La bande dessinée souligne la contribution majeure des Espagnols à la Résistance française. Plus de 3 000 d’entre eux rejoignent la 2ᵉ DB du général Leclerc (p.43), tandis que d’autres, forts de leur expérience de la guérilla, intègrent les maquis du Sud de la France. Leur savoir-faire – sabotage, harcèlement, plasticage – devient un atout précieux contre l’occupant nazi et le régime franquiste.
Les auteurs évoquent aussi, en filigrane, les avancées sociales portées par la CNT en Catalogne – autogestion, municipalisme libertaire –, bien que ce volet soit moins développé.
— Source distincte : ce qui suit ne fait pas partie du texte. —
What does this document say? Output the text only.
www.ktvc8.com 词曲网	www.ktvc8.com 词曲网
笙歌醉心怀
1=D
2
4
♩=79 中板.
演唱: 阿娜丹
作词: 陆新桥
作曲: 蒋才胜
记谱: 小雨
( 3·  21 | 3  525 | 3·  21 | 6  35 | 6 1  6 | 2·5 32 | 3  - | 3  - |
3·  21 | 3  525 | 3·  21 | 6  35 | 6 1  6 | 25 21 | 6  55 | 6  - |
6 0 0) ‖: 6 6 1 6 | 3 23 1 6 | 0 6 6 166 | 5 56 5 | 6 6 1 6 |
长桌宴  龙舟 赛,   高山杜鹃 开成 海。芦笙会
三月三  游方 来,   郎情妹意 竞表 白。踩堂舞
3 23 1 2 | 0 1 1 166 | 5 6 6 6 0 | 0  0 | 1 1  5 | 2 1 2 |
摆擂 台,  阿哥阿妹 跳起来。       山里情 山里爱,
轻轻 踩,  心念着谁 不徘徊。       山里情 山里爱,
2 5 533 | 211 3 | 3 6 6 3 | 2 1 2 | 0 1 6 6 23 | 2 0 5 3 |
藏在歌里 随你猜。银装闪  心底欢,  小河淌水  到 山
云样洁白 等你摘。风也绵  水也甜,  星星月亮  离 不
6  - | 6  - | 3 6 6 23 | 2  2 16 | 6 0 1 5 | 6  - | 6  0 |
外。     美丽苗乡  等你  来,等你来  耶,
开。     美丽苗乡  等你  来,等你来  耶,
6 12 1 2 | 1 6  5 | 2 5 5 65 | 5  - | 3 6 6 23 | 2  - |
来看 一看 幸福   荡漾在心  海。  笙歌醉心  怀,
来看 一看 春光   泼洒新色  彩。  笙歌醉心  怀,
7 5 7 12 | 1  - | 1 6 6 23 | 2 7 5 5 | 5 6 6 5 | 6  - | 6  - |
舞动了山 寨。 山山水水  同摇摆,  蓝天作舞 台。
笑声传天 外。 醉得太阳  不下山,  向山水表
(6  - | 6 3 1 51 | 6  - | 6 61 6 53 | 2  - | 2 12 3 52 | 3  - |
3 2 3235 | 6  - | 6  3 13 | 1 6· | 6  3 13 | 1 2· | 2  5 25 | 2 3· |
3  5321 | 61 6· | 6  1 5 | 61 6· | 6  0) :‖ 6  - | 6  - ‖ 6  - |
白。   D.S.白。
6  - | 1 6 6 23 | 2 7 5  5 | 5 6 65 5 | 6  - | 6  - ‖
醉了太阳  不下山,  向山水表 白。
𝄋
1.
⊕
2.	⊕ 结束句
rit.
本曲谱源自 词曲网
La chronologie des dernières pages (p.172) rappelle les allers-retours périlleux des guérilleros entre France et Espagne, jusqu’aux années 1950, et l’opération Boléro-Paprika (p.136), marquant la fin de l’espoir révolutionnaire.
Sur le plan graphique, le choix de couleurs chaudes (marron, orange, tons foncés) et de visages anguleux renforce le côté sombre et épique du récit. Les documents d’époque et la chronologie finale (p.172) ancrent l’ouvrage dans une démarche historique, tout en servant la tension narrative.
Llibertat, jusqu’au dernier est à la fois un hommage aux combattants de l’ombre et une plongée dans les contradictions de l’histoire espagnole. En mêlant destins individuels et grands bouleversements politiques, les auteurs offrent une fresque puissante, où l’idéal anarchiste, malgré ses défaites, continue de résonner. L’ouvrage, par sa documentation et son style, s’adresse autant aux amateurs d’histoire qu’aux passionnés de bande dessinée engagée.